Keempat, berapa jarak lokasi tambang dengan pelabuhan, atau pembangkit listrik terdekat? Semakin jauh jaraknya, katakanlah jika tambangnya terletak di tengah-tengah hutan Kalimantan, maka ongkos transportasinya tentu akan menjadi mahal, dan itu akan mengurangi laba perusahaan. Kelima, berapa biaya royalti yang harus dibayarkan kepada Pemerintah? Dan Keenam, berapa biaya penyimpanan untuk persediaan batubara yang sudah digali dan sudah dikeringkan, tapi belum terjual?

Intinya, ada banyak hal yang harus diperhatikan dalam menentukan apakah sebuah perusahaan batubara memiliki prospek yang bagus atau tidak kedepannya, gak cuma dari sisi cadangan batubaranya. Itu baru dari sisi operasional, belum lagi dari sisi finansial. Sayangnya dari sekian banyak perusahaan batubara di BEI, hanya Adaro Energy yang secara rutin menyampaikan laporan lengkap mengenai kegiatan operasional mereka. Mungkin BEI sebagai otoritas bursa perlu mewajibkan para perusahaan batubara lainnya untuk merilis laporan operasional mereka, agar investor menjadi memiliki gambaran yang lengkap mengenai kinerja para perusahaan di sektor yang menjadi salah satu penyumbang devisa terbesar bagi negara ini.

Sayangnya lagi, mayoritas saham-saham di sektor batubara tidak cocok untuk investasi long term, karena seperti yang sudah disebut diatas, selain valuasinya rata-rata cukup mahal, likuiditas sahamnya pun nggak bagus.
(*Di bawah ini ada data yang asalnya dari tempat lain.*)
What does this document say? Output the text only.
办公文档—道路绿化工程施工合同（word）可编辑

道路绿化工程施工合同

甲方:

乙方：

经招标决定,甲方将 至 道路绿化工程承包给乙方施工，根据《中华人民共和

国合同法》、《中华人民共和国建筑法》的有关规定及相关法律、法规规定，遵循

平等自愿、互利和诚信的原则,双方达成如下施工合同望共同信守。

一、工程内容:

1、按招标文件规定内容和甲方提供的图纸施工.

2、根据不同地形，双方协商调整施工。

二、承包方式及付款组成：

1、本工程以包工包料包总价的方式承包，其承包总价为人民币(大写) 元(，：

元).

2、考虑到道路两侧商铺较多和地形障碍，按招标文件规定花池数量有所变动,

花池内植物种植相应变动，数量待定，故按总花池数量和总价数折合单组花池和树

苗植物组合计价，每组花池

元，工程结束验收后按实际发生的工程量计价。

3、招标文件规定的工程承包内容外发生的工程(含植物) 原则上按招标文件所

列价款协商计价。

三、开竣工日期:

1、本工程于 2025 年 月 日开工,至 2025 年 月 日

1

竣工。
DSSA dan BYAN contohnya, sahamnya cuma digoreng-goreng sama pemiliknya sendiri. BUMI? Sama aja. Alhasil, perusahaan batubara biasanya cuma membuat kaya pemilik mayoritasnya saja. Setiap kali Forbes merilis daftar orang terkaya di Indonesia, hampir pasti daftar tersebut memuat nama-nama para juragan batubara Indonesia seperti Garibaldi Thohir (ADRO), Bakrie (BUMI), Kiki Barki (HRUM), atau Low Tuck Kwong (BYAN).

Semua konglomerat selalu tertarik untuk masuk ke bisnis batubara karena prospeknya yang hampir selalu cerah. Namun tidak semudah itu untuk bisa masuk ke bisnis ‘batu panas’ ini. Seorang teman pernah berkata begini kepada penulis, ‘Kalau ente mau beli BUMI (maksudnya mengambil alih perusahaannya, bukan sekedar beli sahamnya), maka duit gak akan jadi masalah. Bank-bank pasti akan dengan senang hati ngasih ente pinjaman. Tapi masalahnya, bisa nggak ente memaksa Grup Bakrie melepas BUMI ke ente? Sebab untuk bisa ngelakuin itu (memaksa Bakrie menjual BUMI), maka ente harus jago berpolitik. Minimal kenal sama Presiden lah.’

Waduh, saya ini cuma rakyat kecil Pak! Jangankan Presiden, Nazaruddin aja saya nggak kenal!